Founded in 1995, during the heyday of the dot.com boom, Fast Company is a business magazine that focuses on technology, business, and design.
To be honest, I left Fast Company to subscribe to its arch rival Wired. Wired seemed, well cooler.
But life as a way of coming full circle, and my millenial son reintroduced me to Fast Company via their amazing online "magazines," Co.DESIGN, Co.EXIST and Co.CREATE.
Recently, I was blown away by a Co.DESIGN article, (authored by Chris Butler,) "12 Trends That Will Rule Products in 2013," because so many of the trends were so completely relevant to the practice of mental health and employee assistance.
I'll jump in and tell you why:
Trend #3: ANALOG WILL NEVER GO AWAY. I have previously blogged about this concept - specifically that no technology ever dies and millenials love old technology. To broadly extrapolate, no service delivery methodology will every become obsolete. The psychotherapist of the near future may talk to patients on their video wristwatch, but there will always be a demand and a need for in person treatment. The Butler article notes, 2013 "will be the year when mainstream consumers start to embrace “outdated” technologies along with cutting-edge ones. A brand that can seamlessly straddle the divide makes far more sense to them."
Trend #4: WORTH IS DETERMINED BY PHILOSOPHY, NOT PRICE. The article notes, "How do you determine a product’s intrinsic worth? Increasingly, it’s the idea behind the product and the philosophy of the brand that created it. Your values are a competitive advantage. 2013 is when mainstream brands start asking serious questions about their philosophy and values. Knowing what you stand for and conveying that to the world is no longer an intellectual exercise for the touchy-feely fringes. It’s a necessity." I have watched ultra competent providers bill $90, $175 and $300 for the identical service. Think about it.

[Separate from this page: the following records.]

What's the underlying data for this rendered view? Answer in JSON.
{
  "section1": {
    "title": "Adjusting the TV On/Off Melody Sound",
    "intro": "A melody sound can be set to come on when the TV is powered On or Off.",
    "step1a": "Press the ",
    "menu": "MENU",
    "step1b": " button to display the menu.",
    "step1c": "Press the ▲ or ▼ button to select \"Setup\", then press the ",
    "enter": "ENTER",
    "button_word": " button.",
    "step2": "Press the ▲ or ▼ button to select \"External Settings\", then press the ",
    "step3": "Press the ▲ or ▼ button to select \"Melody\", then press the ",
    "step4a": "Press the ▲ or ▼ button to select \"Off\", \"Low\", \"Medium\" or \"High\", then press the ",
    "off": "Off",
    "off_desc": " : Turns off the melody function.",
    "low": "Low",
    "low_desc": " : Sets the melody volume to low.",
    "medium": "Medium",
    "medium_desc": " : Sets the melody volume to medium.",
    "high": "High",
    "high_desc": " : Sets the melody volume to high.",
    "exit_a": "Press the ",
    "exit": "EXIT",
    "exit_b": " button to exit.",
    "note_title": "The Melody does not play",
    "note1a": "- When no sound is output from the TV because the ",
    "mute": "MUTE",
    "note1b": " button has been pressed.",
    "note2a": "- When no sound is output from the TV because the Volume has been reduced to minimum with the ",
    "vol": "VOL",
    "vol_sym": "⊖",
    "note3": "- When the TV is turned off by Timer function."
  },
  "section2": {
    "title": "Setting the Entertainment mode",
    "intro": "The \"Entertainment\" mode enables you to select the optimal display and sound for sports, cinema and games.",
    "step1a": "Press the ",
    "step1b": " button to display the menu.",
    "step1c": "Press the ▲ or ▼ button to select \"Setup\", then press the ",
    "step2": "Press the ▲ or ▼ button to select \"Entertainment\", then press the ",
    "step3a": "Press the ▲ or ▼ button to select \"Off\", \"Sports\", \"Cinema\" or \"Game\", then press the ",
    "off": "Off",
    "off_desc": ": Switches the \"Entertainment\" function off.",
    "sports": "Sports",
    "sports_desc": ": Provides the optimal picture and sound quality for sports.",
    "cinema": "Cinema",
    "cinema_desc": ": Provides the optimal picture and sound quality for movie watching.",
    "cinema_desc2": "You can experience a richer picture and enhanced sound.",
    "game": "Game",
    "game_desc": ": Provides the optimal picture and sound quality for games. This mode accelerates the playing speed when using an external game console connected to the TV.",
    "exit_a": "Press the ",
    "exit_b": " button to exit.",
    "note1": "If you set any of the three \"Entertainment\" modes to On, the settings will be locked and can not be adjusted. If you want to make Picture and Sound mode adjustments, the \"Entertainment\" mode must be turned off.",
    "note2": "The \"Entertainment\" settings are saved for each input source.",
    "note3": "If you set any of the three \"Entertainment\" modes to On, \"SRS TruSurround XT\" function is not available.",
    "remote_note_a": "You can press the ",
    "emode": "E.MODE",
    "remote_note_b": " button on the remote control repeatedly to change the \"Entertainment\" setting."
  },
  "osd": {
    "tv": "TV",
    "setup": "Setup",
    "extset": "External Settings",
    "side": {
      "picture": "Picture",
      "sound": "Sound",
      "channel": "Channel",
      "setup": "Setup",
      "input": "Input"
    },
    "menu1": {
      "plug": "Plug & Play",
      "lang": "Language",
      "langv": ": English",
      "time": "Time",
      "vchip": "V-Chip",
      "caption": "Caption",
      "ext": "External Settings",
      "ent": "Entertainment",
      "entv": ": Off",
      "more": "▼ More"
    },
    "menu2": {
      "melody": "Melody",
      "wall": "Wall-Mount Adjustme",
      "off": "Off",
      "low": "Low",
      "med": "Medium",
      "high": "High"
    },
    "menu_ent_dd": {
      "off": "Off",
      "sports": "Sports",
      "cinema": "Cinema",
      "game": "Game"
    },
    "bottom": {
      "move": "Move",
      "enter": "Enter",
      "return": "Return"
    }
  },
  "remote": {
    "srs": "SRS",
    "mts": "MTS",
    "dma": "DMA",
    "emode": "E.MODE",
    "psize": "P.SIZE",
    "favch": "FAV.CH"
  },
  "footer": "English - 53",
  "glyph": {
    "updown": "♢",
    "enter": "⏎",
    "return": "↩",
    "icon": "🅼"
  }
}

Trend #6: REPAIR AND REPURPOSE ARE THE NEW KILLER APPS. See #3. It's not about building a new breadbox. It's about adapting the old breadbox to new clients. How are you going to attract the next generation of clients, who may know nothing of Freud, old style medical models, and more?
Trend #7. TECHNOLOGY MOVES TOO FAST TO CARE ABOUT. Butler notes: People used to invest in products just to get their hands on the newest technologies. But it’s become too much, too fast...only a slim population of early adopters counts pixels or processor speeds anymore. The rest of us just want to know what it’s like to use." Translation - having/using technology, be it an app, a website, an online service - that in and of itself is not enough. Your use of technology must be user friendly, and make sense.

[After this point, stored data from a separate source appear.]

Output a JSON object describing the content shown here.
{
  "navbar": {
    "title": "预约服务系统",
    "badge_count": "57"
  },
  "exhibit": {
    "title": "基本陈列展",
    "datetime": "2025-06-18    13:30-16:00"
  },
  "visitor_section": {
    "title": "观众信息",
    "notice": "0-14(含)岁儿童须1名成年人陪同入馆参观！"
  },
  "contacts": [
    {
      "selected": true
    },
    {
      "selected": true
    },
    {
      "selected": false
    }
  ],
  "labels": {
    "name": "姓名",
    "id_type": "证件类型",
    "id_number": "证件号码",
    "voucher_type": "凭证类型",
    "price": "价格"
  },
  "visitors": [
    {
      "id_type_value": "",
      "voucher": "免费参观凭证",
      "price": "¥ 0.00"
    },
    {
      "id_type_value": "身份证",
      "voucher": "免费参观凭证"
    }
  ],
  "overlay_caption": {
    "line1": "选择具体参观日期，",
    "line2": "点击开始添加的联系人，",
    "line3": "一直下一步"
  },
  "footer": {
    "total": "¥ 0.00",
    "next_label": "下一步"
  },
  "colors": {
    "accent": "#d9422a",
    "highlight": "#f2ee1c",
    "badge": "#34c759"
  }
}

Trend #10. HUMAN INTERACTION HAS NEVER BEEN MORE PRECIOUS. Butler writes: "There’s almost no transaction that can’t be automated today... And customers are starting to resist. With many technological obstacles out of the way, we have the luxury of being picky about automation. Sometimes we embrace it... And sometimes, we long for a living, breathing person...2013 reverses the trend toward automated everything, as humanity becomes the crucial differentiator between a beloved brand and a commodity."

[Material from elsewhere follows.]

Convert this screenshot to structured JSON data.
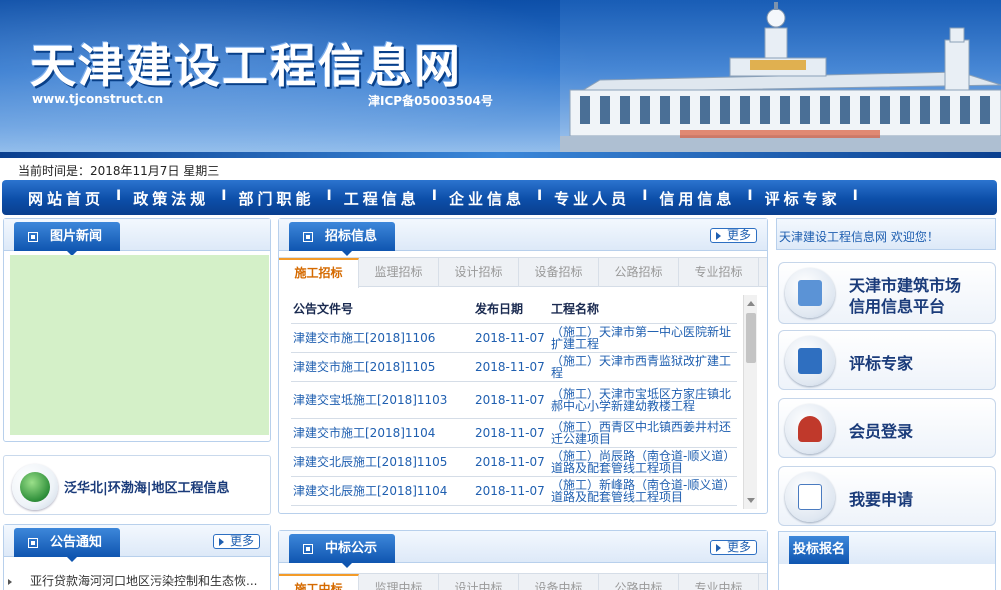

You may be resisting the pull of smartphones, social media, and whatever techno trend is coming down the pike. Or you may have jumped on the app bandwagon. Regardless, it's all about knowing your worth. See trend #12:
Trend #12. EVERYONE IS A SPECIALIST. "You’re a specialist, too. Trying to be everything to everyone is a losing proposition. As [clients] embrace their connoisseurship, they seek out brands that match it. The success stories of 2013 are companies unafraid of putting a stake in the ground, to boldly indicate where their expertise and passion lie--and where they don’t."